Charge on a body varies with time $~t~$ as $q=16(1-e^{-3t})+10$. Find the slope of the $~q-t~$ graph at point $~(\ln 2, 24)~$

Question

Charge on a body varies with time $~t~$ as $$q=16(1-e^{-3t})+10~.$$ Find the slope of the $~q-t~$ graph at point $~(\ln 2, 24)~$

If I simply take its derivative $$\frac{dq}{dt}=16(-e^{-3t})(-3)$$ $$=48e^{-3t}$$

What should I do next, as substantiated $~t~$ doesn’t given a meaning answer.

Answer is $~6~$.

Answer 1

Just substitute $t = \ln 2$ into your expression. Use the laws of logs to simplify.

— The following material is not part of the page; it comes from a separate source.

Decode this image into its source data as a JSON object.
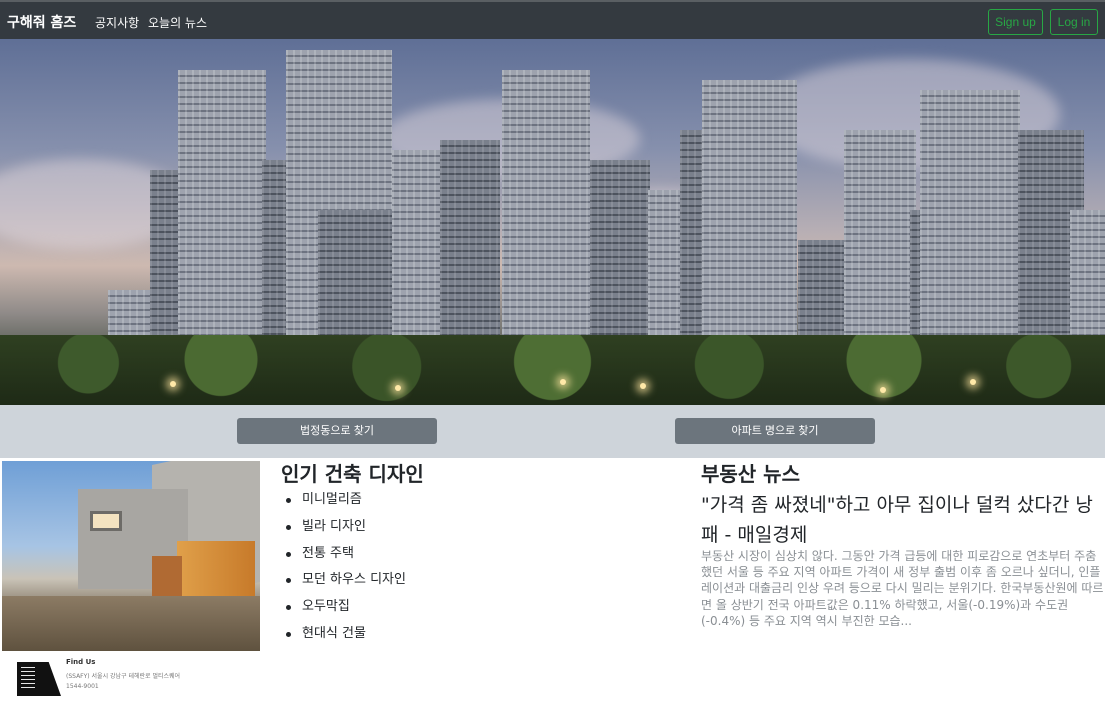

$48e^{-3\ln 2} = 48(e^{\ln 2})^{-3} = 48(2^{-3}) = \frac{48}8 = 6$

Answer 2

Hint
$$e^{-3\ln a} = e^{\ln (a^{-3}) } = a^{-3}=\frac{1}{a^3}$$

Answer 3

The natural exponential function (with base $e$) and the natural logarithm function are a pair of inverse functions;

$\quad$ $\quad$ $\quad$ if $f(x) = e^x$ and $g(x) = ln(x)$, then $f(g(x)) =$ $g(f(x)) = x$.

Your question involves

$\quad$ $\quad$ $\quad 48e^{-3t} \, \bigg\rvert_{t=ln(2)} $

This is worked out as follows:

$\quad$ $\quad$ $\quad 48e^{-3ln(2)} = 48e^{(ln(2)) \cdot -3} = 48 \cdot 2^{-3} = \frac{48}{8}$

This evaluates to 6.